Hepatitis A and influenza present the same public health challenges. Influenza is a highly mutable virus that can rapidly become more lethal in crowded conditions, Dr. Zelicoff notes.
“To not vaccinate everyone coming into shelters against influenza is, in my view, the single largest mistake made so far,” he says. “It is too soon to know if we’ll have a lethal influenza outbreak, but so far we’ve gotten by on pure luck alone.”
Dr. Zelicoff fears experts at federal and state levels will ignore the observations and wisdom of local public health officials.
“In the end, public health—like politics—is local, and no one knows the situation on the ground better than local public health officials,” he says.
The end result?
“Resources get wasted, and the outbreaks that need attention are either missed or untreatable because all of the resources are gone when they occur,” Dr. Zelicoff warns.
“Despite the painful lessons that actual outbreaks have taught us, we remain vulnerable to the inadvertent introduction of a serious disease, such as newly evolved strains of avian influenza in humans,” he adds. “Worse, we remain especially vulnerable to an intentionally introduced disease, which is possible as a terrorist act. But it needn’t be so. We need to replace our haphazard patchwork of a public health system, where isolated professionals do their daily work largely in a vacuum, without the slightest idea of what they might have to face in the next days or even hours. We need to improve communication among the nation’s 5,000 or more independent public health offices and with the ‘consumers’ of their information: physicians, veterinarians and government officials who must decide if, for example, a case of meningitis warrants a massive, immediate, region-wide vaccination campaign, at great expense to the public treasury, or if the situation can be observed for a period of time.”
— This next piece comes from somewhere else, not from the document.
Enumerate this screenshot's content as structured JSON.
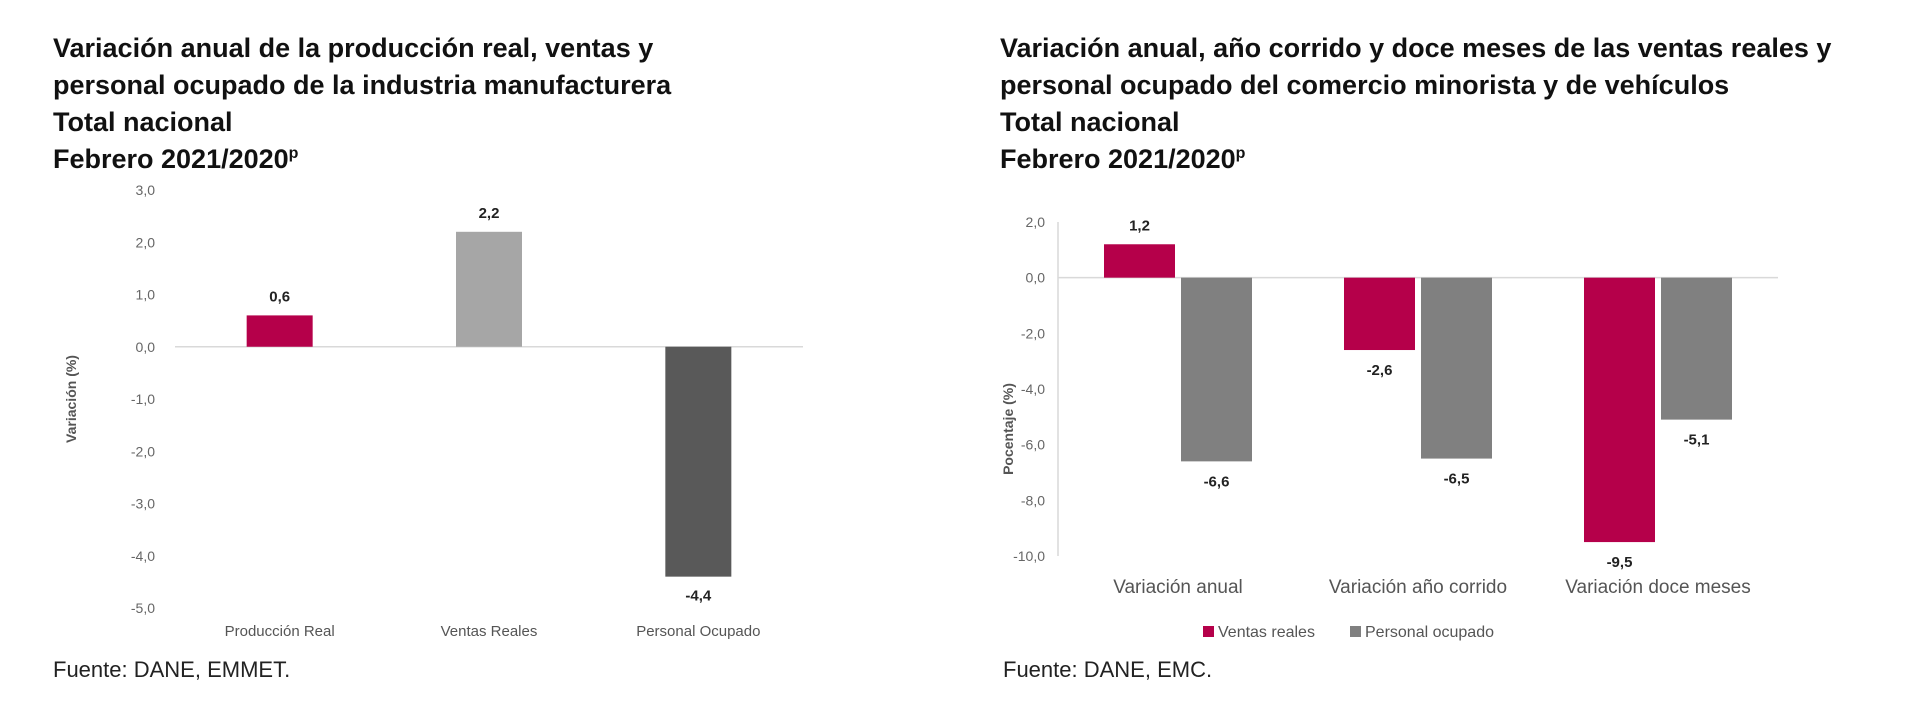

Dr. Zelicoff says he has little faith that national and state public health officials will learn any lessons or change the way they approach a disaster like Hurricane Katrina until there is a massive outbreak of disease.
“We have already seen enterovirus, though it isn’t very transmissible if you wash your hands before eating,” he says. “I hope an outbreak doesn’t happen, but it is the only catalyst for change that I can realistically imagine.”